La justice vénézuélienne a annulé vendredi l'acquittement d'un militaire accusé de la mort d'un jeune homme lors des grandes manifestations contre le pouvoir en 2017.
La cour d'appel de Caracas "déclare la nullité de la décision du 26 août du tribunal (...) et maintient en détention le citoyen Arli Mendez Teran pour l'homicide de David Vallenilla et ordonne la tenue d'un nouveau procès", selon un communiqué du tribunal.
Le procureur de la République, Tarek William Saab, avait mardi indiqué faire appel de l'acquittement et diligenter "une enquête pénale" contre la juge du premier procès "pour son action inadéquate".
Celle-ci avait acquitté lundi le sergent Arli Mendez Teran, accusé de la mort du jeune homme le 22 juin 2017, provoquant l'ire de plusieurs organisations de défense des droits humains.
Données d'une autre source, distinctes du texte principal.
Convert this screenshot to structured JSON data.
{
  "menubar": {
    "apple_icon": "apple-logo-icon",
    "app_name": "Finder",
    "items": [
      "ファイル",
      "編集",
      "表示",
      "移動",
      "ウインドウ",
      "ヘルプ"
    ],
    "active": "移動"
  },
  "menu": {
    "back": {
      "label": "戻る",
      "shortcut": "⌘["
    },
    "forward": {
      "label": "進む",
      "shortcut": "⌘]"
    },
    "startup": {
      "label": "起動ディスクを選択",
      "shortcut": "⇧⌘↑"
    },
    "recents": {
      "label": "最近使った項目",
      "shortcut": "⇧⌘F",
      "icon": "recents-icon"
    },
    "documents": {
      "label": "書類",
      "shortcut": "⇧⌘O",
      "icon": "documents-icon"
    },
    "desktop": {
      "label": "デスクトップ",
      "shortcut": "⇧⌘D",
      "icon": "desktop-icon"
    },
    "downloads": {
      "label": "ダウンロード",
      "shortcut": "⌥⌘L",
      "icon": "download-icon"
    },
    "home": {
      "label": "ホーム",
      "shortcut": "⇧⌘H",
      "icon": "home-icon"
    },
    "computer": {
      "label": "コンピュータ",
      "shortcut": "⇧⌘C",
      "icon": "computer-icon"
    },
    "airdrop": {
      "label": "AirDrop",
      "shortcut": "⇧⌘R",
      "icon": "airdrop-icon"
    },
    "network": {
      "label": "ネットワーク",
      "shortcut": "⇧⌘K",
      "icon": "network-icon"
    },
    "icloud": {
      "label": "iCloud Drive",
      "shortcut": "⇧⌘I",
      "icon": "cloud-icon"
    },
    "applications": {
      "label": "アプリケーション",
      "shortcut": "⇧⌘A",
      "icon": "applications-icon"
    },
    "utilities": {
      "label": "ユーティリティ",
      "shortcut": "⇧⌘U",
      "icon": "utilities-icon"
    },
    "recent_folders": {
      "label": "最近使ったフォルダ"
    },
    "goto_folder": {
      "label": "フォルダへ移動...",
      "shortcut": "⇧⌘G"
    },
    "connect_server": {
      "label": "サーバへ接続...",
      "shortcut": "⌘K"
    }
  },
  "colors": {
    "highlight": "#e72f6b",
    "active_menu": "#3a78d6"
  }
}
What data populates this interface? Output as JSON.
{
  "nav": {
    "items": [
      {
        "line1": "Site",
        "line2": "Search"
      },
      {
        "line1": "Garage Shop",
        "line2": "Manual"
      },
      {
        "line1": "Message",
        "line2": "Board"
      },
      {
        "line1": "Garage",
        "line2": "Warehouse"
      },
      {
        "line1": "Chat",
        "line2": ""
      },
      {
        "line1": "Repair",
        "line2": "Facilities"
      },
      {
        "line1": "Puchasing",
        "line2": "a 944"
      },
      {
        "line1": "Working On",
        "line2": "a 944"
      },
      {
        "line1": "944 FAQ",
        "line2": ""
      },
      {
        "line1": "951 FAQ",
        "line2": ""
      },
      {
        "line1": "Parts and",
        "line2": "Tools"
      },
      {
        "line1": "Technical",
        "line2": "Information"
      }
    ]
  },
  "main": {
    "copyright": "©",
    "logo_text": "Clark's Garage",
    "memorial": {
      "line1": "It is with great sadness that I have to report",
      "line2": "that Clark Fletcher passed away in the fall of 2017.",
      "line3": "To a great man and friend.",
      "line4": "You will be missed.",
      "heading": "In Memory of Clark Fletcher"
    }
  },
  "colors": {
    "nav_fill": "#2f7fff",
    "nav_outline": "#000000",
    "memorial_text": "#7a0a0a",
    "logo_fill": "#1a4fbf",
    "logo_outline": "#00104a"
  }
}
Pour les ONG, "le dossier David Vallenilla prouve (qu'il) n'y a pas au Venezuela une volonté politique d'enquêter et de sanctionner les responsables matériels ni les donneurs d'ordre", s'était insurgé Rafael Uzcategui, coordinateur général de l'ONG Programme Vénézuélien d'éducation et d'action en droits de l'homme (Provea).
Selon des images de la télévision, David Vallenilla avait été blessé par de la chevrotine alors que d'autres manifestants jetaient des pierres et cocktails molotov contre une base aérienne de Caracas.
Le sergent avait été arrêté en novembre 2017 et inculpé "d'homicide et utilisation inappropriée d'armes".
Une vague de manifestations contre le président Nicolas Maduro en 2017 avait fait au moins 125 morts.
La Cour pénale internationale (CPI) a ouvert en 2018 une enquête préliminaire sur de possibles crimes contre l'humanité du régime du président Maduro, notamment lors de la répression de ces manifestations.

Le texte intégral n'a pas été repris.